The pouty Bratz dolls so popular as Christmas presents are made at a factory in China where workers are obliged to toil up to 94 hours a week, a labour rights group says.

The pouty Bratz dolls so popular as Christmas presents are made at a factory in southern China where workers are obliged to toil up to 94 hours a week, among other violations, a labour rights group said in a report released Friday.

The report by U.S.-based China Labour Watch and the National Labour Committee details allegations of harsh working conditions, especially during peak delivery months, and of violations of workers' rights to injury and health insurance.

The edgy, urban-styled rival to Barbie is made by a subcontractor in the southern export hub of Shenzhen, as is typical of many products sold in the U.S. and elsewhere.

Workers are paid the equivalent of 17 cents US for each doll, the report said, while the dolls retail for $16 USa piece or more.

Calls to the Van Nuys, Calif., headquarters of MGA Entertainment Inc., which launched the Bratz brand in 2001, were not answered and there was no immediate response to an e-mailed inquiry to the company's public relations office.

Calls to the China-based spokesman for Wal-Mart Stores Inc., a main distributor of the dolls, went unanswered Friday.
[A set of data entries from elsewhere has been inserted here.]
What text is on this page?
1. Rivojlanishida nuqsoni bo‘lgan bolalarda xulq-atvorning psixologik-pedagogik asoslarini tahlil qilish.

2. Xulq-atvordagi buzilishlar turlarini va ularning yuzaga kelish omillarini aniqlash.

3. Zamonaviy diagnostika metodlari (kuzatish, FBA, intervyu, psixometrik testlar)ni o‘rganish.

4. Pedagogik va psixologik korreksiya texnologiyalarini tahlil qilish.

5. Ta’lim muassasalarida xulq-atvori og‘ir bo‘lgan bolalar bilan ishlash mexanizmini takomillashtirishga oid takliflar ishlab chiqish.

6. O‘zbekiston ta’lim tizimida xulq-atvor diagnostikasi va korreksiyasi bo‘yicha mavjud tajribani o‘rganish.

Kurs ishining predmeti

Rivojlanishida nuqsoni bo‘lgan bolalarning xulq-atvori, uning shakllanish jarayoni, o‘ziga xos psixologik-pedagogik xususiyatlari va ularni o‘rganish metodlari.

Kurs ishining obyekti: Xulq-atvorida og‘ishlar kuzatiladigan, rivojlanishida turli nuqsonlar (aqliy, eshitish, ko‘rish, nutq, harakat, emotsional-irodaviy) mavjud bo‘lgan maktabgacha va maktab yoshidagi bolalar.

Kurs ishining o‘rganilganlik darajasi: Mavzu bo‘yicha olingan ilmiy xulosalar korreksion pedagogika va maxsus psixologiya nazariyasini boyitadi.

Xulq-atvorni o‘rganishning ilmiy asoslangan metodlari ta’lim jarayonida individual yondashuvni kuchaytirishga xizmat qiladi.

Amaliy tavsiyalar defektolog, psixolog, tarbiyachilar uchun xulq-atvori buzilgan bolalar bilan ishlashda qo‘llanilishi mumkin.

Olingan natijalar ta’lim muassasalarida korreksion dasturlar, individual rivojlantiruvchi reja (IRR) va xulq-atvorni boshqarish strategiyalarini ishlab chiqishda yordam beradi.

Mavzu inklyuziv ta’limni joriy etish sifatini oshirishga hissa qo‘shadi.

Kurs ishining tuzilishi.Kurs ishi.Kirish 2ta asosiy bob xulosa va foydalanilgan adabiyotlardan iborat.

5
The allegations in the report describe practices found at many Chinese factories producing name-brand products for export. They include required overtime exceeding the legal maximum of 36 hours a month, forcing workers to stay on the job to meet stringent production quotas and the denial of paid sick leave and other benefits.

The report shows copies of what it says are "cheat sheets" distributed to workers before auditors from Wal-Mart or other customers arrive to ensure the factory passes inspections intended to ensure the supplier meets labour standards.

It said workers at the factory intended to go on strike soon to protest plans by factory managers to put all employees on temporary contracts, denying them legal protection required for long-term employees.

More than 120 million Bratz dolls have been sold since the toy debuted in 2001.